L’énergie nucléaire bloque la transition vers l’énergie renouvelable

Les centrales nucléaires gênent le développement de l’énergie renouvelable. En prolongeant la durée de vie de Tihange 1, Doel 1 et Doel 2, les périodes de surproduction d’énergie en Belgique seront plus nombreuses. Résultat : les éoliennes seront mises à l’arrêt.

En outre, l’offre excédentaire d’énergie nucléaire fait aussi baisser la rentabilité des centrales au gaz. Ces centrales au gaz produisent de l’électricité de manière flexible et sont nécessaires, dans une période de transition, comme complément à la production d’énergie des sources renouvelables telles que le soleil et le vent.

Le côté technique : « charge de base » vs « charge variable »

L’énergie nucléaire est une forme d’énergie non flexible. Cela signifie qu’une centrale nucléaire ne peut être simplement mise à l’arrêt lorsque la demande d’électricité est plus faible et/ou lorsque la production d’énergie renouvelable est plus élevée (par exemple par grand vent). Les réactions qui se produisent dans un réacteur nucléaire (la fission du noyau des atomes d’uranium) ont lieu nuit et jour. Une centrale nucléaire fournit ainsi une quantité de courant constante au réseau électrique qui transporte le courant depuis les centrales électriques jusqu’au consommateur final (voir la courbe constante à la figure 2). Cet apport constant d’électricité est appelé la « charge de base » (base load).

Contrairement aux centrales nucléaires, la quantité de courant fournie par les sources d’énergie renouvelable au réseau électrique n’est pas toujours identique (voir les pics et les creux à la figure 2). La quantité d’énergie produite par une éolienne à un moment donné dépend de la quantité de vent. Et un panneau solaire fournira plus de courant au réseau électrique au cours d’une journée ensoleillée qu’au cours d’une journée nuageuse. Les éoliennes et les panneaux solaires sont donc des exemples de sources d’électricité variables.

Charge de base = blocage

Le problème est que les sources fournissant la charge de base et les sources variables ne se complètent pas. La charge de base fournie par les centrales nucléaires « sature » le réseau électrique. Lorsque la production d’énergie est plus importante que la consommation (et que cette surcapacité ne peut être exportée à l’étranger), des centrales électriques doivent être mises à l’arrêt. Comme il est impossible de tout simplement éteindre une centrale nucléaire, les centrales au gaz et les sources d’énergie renouvelables en font les frais. Cela signifie que pendant les périodes de faible consommation électrique, par exemple la nuit ou en été, les éoliennes devront à l’avenir être mises à l’arrêt (voir figure 2).
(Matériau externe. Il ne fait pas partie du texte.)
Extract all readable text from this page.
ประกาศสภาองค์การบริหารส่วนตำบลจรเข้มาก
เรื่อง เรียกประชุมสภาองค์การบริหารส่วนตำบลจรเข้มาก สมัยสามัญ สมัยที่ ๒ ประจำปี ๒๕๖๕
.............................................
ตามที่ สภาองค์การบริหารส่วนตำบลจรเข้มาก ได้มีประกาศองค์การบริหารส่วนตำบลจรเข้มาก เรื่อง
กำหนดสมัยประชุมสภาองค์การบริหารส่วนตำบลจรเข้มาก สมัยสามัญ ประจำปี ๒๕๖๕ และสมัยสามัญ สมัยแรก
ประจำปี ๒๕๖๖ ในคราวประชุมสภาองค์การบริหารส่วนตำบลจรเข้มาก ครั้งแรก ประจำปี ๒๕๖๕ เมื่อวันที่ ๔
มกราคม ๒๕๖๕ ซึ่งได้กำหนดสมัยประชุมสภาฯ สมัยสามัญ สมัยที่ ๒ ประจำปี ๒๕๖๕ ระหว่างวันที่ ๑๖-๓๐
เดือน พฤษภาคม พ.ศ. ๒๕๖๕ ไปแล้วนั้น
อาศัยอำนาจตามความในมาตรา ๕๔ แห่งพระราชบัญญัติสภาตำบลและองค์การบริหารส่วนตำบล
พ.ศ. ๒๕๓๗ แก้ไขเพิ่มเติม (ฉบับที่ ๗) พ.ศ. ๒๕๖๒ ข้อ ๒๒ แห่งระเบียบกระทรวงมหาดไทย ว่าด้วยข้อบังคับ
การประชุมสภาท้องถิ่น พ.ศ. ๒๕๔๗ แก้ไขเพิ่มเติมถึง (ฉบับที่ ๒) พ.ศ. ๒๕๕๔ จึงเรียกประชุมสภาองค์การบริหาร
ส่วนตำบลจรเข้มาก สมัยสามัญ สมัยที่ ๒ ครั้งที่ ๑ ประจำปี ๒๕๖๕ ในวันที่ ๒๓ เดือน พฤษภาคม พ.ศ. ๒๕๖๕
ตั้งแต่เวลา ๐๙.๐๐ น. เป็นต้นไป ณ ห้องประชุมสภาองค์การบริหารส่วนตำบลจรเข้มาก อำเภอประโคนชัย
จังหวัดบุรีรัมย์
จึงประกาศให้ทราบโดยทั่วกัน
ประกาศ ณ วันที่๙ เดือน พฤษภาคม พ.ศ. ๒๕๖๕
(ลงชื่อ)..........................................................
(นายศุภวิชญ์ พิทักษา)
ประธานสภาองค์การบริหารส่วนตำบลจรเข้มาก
En résumé, la charge de base fournie au réseau électrique par les centrales nucléaires bloque l’utilisation des sources énergétiques flexibles telles que les turbines éoliennes et les panneaux solaires, ainsi que les centrales au gaz.

Vers une énergie 100 % renouvelable

Nous ne parviendrons jamais de cette manière à un approvisionnement en énergie 100 % renouvelable nécessaire pour contrer les changements climatiques. Il est essentiel pour le développement des sources d’énergies renouvelables que la charge de base disparaisse du système électrique et que notre réseau électrique devienne flexible. C’est ce qu’ont confirmé le gestionnaire du réseau à haute tension ELIA et la CREG, le régulateur énergétique. , Les centrales nucléaires doivent laisser la place à des sources d’énergie renouvelable, complétées par des centrales au gaz flexibles pendant une phase intermédiaire. Parallèlement, nous devons mieux adapter notre demande en fonction de la production, par exemple en rechargeant les voitures électriques lorsque le vent souffle. Le stockage aidera de son côté à conserver l’électricité excédentaire pour l’utiliser durant les périodes de pénurie.

Et si…

Et si l’on parvenait à développer des techniques permettant aux centrales nucléaires de répondre à la demande énergétique variable ?

Les centrales nucléaires existantes pourraient adapter leur production de courant dans une très faible mesure, mais cela impliquerait d’importantes limites techniques et de sécurité. En outre, de telles « centrales nucléaires flexibles » resteraient très difficilement rentables dans le futur et n’offrent donc aucune solution. L’énergie nucléaire est en effet une forme d’énergie coûteuse et à haute intensité de capital. Dans un système comprenant plus d’énergie renouvelable, les centrales nucléaires pourraient produire si peu de courant que leur rentabilité serait compromise.

Figure 2 – Ces graphes tirés du plan de développement d’ELIA illustrent comment des situations de surcapacité sur le réseau électrique risquent de survenir de manière régulière au cours des mois d’été 2020 (et ce même sans une prolongation de la durée de vie de Doel 1 et de Doel 2). Avec le risque éventuel de devoir mettre à l’arrêt les éoliennes.